I’m a Lumberjack (And I’m okay…mostly)

The time-vampire effort-vortex, otherwise known as the garden, was at it again. I was chipping away at what appeared to be a low stone wall, but in actual fact was closer to the great wall of china. I managed to organise the cordon fruit trees and plant out the raised beds, but much of the routine maintenance had fallen by the wayside. The walls and fences needed painting, the decking oiled, and everything else needed weeded and trimmed. The tasks were fast becoming insurmountable, particularly with a small child in tow. Having the distraction of side projects didn’t help either.

As the famous quote from Hamilton astutely observes, “Immigrants, they get the job done”. In this case we made use of willing migrant labour – my parents visiting from the states spent their quarantine sorting the garden. Together they formed an unstoppable force, clearing wasteland and landscaping at a rate previously unknown on our property. Thankfully their visit coincided with the best stretch of weather this year.

Several trees had been choked by ivy (one beyond saving) and a few larger trees needed branches removed. I put on my best lumberjack gear and brought out the electric chainsaw. In my mind “electric” and “chainsaw” made for a wimpy combination, but the reality was a slightly terrifying but highly effective piece of kit. Most of the time was spent planning and minimising the risk. The branches were down in no time at all once we’d decided where it was safe for them to fall.

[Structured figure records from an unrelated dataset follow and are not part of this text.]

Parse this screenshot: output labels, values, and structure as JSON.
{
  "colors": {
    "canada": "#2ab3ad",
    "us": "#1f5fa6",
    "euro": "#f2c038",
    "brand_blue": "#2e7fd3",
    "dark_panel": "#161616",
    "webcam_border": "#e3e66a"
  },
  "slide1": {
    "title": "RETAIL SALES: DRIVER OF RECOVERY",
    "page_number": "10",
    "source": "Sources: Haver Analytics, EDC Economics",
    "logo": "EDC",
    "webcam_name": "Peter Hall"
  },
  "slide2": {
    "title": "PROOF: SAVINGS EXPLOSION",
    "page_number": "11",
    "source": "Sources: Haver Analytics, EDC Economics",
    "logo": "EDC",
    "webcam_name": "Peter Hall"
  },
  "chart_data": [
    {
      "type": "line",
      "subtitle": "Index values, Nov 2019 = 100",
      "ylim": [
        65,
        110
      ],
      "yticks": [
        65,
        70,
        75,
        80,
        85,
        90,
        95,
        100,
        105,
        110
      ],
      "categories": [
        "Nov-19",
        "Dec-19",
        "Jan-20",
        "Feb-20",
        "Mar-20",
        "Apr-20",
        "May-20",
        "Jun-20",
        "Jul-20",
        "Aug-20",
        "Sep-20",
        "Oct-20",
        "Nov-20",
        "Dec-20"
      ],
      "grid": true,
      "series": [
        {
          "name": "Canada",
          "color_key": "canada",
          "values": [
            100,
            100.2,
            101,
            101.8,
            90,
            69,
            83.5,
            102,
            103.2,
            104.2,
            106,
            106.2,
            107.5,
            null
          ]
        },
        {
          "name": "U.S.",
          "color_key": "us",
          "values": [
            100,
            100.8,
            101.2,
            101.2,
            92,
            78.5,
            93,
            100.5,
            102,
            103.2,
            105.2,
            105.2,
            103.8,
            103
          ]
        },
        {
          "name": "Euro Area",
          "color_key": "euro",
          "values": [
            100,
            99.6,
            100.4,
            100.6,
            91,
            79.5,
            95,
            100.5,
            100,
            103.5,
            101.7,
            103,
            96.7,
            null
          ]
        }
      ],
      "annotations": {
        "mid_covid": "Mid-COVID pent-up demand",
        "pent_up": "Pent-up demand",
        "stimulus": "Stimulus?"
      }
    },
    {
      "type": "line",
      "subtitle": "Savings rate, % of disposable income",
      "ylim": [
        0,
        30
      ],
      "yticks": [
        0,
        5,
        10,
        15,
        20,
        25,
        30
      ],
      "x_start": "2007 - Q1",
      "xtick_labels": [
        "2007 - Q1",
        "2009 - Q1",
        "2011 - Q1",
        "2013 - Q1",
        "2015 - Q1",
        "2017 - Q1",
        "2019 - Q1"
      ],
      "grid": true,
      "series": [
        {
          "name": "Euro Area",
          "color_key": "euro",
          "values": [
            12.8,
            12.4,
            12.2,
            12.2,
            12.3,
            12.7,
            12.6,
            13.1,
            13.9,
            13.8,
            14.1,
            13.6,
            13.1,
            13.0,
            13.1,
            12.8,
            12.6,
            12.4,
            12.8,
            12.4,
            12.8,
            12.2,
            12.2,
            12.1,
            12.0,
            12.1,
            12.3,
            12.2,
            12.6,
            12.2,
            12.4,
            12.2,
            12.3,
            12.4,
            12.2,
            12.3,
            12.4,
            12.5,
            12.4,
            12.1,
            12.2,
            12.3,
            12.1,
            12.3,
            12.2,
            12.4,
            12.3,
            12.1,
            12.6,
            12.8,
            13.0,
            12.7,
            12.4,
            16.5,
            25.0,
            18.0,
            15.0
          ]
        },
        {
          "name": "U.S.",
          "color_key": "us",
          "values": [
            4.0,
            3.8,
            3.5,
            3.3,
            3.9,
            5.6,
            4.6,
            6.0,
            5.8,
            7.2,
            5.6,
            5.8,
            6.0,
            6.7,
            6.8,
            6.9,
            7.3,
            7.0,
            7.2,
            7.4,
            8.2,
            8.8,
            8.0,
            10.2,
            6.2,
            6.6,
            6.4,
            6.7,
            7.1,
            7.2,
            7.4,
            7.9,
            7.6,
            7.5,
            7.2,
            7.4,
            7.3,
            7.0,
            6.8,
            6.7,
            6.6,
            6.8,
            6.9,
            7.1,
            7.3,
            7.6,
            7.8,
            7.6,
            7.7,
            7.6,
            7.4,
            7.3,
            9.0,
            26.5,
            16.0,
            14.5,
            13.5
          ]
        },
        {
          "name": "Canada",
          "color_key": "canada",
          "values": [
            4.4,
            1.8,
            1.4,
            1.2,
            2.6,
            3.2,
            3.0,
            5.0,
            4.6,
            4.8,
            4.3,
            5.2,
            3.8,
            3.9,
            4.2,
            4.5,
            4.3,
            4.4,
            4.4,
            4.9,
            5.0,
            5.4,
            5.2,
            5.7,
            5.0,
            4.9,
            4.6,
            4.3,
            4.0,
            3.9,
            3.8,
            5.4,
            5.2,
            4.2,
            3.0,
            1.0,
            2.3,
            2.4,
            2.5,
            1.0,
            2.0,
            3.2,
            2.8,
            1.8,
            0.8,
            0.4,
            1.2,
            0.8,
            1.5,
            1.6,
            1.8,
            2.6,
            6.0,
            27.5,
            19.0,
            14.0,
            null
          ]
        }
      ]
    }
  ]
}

I’m a lumberjack and I’m okay…

The beds at the side of the house were verdant but overgrown, and mint and lemon balm had broken out of pots and were spreading like wildfire. The adjacent weeds were climbing over the fencing too, and the bamboo clumps were growing out of control. One bamboo stem had reached about eight feet high. Not quite Eden project proportions, but still impressive and in desperate need of taming. Don’t let the beautiful weather in the before picture distract you, there is a massive improvement. The daisies taking over the cordon were also moved to the side beds to free up space.


The patio arrangement, before and after

A portion of the garden appeared to be used as a dump by the previous homeowners with all sorts hidden by undergrowth. Concrete blocks, slabs, old fencing and even London bricks which may have originated from a local foundry. The space is now destined to house a multi-compartment pallet compost bin when I can get hold of the raw materials.


Taming the wilderness behind the house

The corkscrew hazel, previously in front of the cordon, was moved to the bed at the end of the lawn. Relocating the taller plants will allow a lot more light to reach the fruit trees, hopefully facilitating more vigorous growth and fruit production. Moving established trees is always a bit dicey but so far the hazel doesn’t appear too shocked.


The new home for the hazel tree

The cordon looking a lot tamer than before

That’s just a fraction of the work my parents have been doing. I pitched in where I could, and one of the small projects I completed was a mini raised bed for the fruit bushes. After a liberal application of a 14 pound sledgehammer, the concrete at the edge of the patio was broken up and drainage-friendly. I used the left over oak from the main raised beds to create a small space into which we will grow raspberries, blackcurrants, redcurrants and gooseberries. If the gooseberries haven’t been completely destroyed by sawfly, that is.

This has been a “before and after” heavy post but it is important to illustrate how much of a difference there is. I have a number of other projects in progress, but the garden is no longer weighing quite so heavily on my mind.